Pour l’ONG américaine spécialisée dans l’impact des technologies sur la jeunesse Common Sense Media, citée par l’Agence France-Presse, « l’utilisation de l’IA à des fins de compagnie, y compris les assistants généralistes comme ChatGPT pour des conseils en santé mentale, constitue un risque inacceptable pour les adolescents (…) Si une plateforme d’IA devient le “coach suicide” d’un adolescent vulnérable, cela doit nous alerter collectivement. »

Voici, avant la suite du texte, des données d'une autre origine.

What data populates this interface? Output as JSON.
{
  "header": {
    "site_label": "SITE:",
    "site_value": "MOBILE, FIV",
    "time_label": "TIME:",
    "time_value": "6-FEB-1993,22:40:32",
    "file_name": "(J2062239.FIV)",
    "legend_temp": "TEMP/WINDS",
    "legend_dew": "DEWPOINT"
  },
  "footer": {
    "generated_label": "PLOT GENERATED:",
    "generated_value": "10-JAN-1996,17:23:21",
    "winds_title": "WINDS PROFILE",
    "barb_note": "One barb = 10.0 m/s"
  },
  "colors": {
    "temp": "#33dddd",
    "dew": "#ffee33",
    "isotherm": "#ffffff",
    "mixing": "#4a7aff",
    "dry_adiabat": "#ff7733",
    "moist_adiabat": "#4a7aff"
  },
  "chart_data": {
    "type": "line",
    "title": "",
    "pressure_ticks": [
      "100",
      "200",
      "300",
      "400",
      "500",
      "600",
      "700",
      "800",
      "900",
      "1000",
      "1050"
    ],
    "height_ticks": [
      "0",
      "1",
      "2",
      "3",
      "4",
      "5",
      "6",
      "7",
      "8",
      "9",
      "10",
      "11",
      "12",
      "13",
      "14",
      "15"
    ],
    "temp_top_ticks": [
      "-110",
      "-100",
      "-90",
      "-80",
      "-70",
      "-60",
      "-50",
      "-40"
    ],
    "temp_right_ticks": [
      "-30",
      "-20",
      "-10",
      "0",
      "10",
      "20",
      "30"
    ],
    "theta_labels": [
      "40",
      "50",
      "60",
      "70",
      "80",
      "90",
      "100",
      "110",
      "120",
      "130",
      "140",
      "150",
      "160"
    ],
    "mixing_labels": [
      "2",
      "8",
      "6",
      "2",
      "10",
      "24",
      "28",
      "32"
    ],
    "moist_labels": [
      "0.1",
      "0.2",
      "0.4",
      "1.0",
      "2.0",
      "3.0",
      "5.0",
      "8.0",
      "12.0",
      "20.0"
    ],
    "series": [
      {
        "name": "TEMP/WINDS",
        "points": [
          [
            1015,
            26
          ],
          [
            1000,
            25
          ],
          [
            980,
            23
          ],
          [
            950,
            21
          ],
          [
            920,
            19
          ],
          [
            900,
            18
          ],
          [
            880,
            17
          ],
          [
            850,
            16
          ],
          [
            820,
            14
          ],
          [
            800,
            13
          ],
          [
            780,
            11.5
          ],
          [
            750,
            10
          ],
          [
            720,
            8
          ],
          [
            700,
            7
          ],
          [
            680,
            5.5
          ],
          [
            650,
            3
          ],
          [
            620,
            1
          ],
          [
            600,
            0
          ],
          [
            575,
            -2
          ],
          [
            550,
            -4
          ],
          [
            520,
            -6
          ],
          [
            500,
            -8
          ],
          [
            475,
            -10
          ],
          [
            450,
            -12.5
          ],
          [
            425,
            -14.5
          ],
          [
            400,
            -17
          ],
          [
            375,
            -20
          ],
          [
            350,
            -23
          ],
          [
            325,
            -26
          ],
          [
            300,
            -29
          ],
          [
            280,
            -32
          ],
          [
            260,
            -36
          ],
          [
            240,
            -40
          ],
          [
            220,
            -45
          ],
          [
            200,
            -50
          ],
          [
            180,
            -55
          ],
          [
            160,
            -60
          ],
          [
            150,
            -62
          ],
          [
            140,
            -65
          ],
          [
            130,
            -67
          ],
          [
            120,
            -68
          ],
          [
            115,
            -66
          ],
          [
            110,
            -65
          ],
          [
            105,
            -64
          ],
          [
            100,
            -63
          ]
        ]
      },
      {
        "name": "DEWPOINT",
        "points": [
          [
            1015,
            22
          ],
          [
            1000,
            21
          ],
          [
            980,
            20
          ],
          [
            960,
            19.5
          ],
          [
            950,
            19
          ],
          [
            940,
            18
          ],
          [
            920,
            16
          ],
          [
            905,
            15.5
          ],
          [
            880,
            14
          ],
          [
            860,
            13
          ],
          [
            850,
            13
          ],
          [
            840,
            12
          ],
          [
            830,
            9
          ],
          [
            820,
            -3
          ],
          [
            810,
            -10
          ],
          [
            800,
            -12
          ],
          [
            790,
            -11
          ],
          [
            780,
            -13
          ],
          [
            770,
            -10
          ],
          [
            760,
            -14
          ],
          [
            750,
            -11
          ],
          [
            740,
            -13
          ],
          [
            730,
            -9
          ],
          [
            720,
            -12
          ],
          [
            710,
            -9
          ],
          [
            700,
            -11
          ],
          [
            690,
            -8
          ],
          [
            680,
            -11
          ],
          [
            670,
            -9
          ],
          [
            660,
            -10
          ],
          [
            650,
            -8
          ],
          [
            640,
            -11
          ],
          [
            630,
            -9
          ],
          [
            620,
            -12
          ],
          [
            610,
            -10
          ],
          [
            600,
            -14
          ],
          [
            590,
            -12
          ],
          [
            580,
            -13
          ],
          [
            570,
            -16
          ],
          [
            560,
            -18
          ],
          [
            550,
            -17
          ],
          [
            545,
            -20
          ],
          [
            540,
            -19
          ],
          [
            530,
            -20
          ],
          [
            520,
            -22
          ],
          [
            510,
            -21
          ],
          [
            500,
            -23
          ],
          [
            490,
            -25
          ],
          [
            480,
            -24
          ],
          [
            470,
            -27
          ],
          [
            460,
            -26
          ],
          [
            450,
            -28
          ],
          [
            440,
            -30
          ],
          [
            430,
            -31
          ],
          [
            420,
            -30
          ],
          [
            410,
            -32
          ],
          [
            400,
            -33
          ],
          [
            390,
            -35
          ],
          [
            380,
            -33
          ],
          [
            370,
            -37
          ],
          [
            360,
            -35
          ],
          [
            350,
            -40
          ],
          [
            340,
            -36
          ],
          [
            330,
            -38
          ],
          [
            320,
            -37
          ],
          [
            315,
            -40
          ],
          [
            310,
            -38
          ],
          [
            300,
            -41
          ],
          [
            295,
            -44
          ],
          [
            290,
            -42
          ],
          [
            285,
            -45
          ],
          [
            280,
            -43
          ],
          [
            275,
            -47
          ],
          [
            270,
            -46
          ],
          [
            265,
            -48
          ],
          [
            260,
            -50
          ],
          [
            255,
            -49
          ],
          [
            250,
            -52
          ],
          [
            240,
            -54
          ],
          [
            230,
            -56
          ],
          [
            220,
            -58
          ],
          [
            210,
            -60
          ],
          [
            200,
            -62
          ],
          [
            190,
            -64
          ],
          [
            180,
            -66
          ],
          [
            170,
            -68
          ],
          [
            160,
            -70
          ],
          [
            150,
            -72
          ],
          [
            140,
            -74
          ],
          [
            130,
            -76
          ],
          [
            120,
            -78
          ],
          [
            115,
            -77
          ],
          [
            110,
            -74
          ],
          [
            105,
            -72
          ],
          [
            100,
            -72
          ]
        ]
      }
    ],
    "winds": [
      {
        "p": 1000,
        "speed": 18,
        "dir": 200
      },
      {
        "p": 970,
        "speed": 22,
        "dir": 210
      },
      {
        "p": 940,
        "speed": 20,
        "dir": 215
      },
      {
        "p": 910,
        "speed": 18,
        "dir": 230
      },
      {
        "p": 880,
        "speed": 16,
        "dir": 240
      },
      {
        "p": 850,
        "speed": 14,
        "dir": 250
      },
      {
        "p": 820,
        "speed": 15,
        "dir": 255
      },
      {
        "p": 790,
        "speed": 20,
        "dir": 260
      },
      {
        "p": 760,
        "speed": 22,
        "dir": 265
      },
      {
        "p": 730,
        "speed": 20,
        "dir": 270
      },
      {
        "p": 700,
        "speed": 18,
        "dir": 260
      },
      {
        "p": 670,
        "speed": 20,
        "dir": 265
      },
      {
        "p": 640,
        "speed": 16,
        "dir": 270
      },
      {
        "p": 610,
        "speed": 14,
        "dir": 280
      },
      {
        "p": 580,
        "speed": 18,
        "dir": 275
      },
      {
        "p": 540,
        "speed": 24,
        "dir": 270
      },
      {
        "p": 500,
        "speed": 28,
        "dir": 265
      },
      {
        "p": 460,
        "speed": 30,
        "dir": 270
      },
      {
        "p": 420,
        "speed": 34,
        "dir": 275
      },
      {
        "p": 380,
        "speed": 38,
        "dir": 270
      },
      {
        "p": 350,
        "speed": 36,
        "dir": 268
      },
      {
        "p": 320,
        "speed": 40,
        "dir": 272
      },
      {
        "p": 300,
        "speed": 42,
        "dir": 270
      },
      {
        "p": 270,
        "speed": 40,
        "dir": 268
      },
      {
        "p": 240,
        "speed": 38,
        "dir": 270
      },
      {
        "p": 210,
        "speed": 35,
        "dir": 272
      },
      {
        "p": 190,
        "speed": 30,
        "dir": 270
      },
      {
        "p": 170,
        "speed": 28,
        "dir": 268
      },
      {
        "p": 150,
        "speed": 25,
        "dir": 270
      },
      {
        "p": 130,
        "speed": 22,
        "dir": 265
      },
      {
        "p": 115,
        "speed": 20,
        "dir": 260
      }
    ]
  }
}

A la suite de ce drame et d’autres cas inquiétants rapportés par la presse américaine, OpenAI a publié un long post de blog, mardi 26 août. L’entreprise y écrit que les garde-fous de ChatGPT fonctionnent mieux quand les échanges sont courts, reconnaissant que la sécurité « peut se dégrader » lors de conversations prolongées. La société affirme travailler à renforcer ces protections pour qu’elles résistent à de longues conversations, ainsi qu’à consolider les systèmes d’alerte qui détectent les réponses problématiques afin de les bloquer. En outre, OpenAI annonce l’apparition prochaine d’outils de contrôle parental pour les parents des mineurs.
Ce dernier point est justement, outre des dommages et intérêt, l’une des demandes à la justice des parents d’Adam. Ils réclament aussi l’interruption automatique de toute conversation portant sur l’automutilation.
Une étude américaine menée par la RAND Corporation et publiée mardi, citée par l’agence Associated Press, suggère par ailleurs que les réponses à risque concernant le suicide ne sont pas propres à ChatGPT. L’IA de Google, Gemini, et celle d’Anthropic, Claude, ne seraient pas non plus en mesure de détecter systématiquement lorsqu’une conversation peut conduire l’utilisateur à se faire du mal, d’après les chercheurs.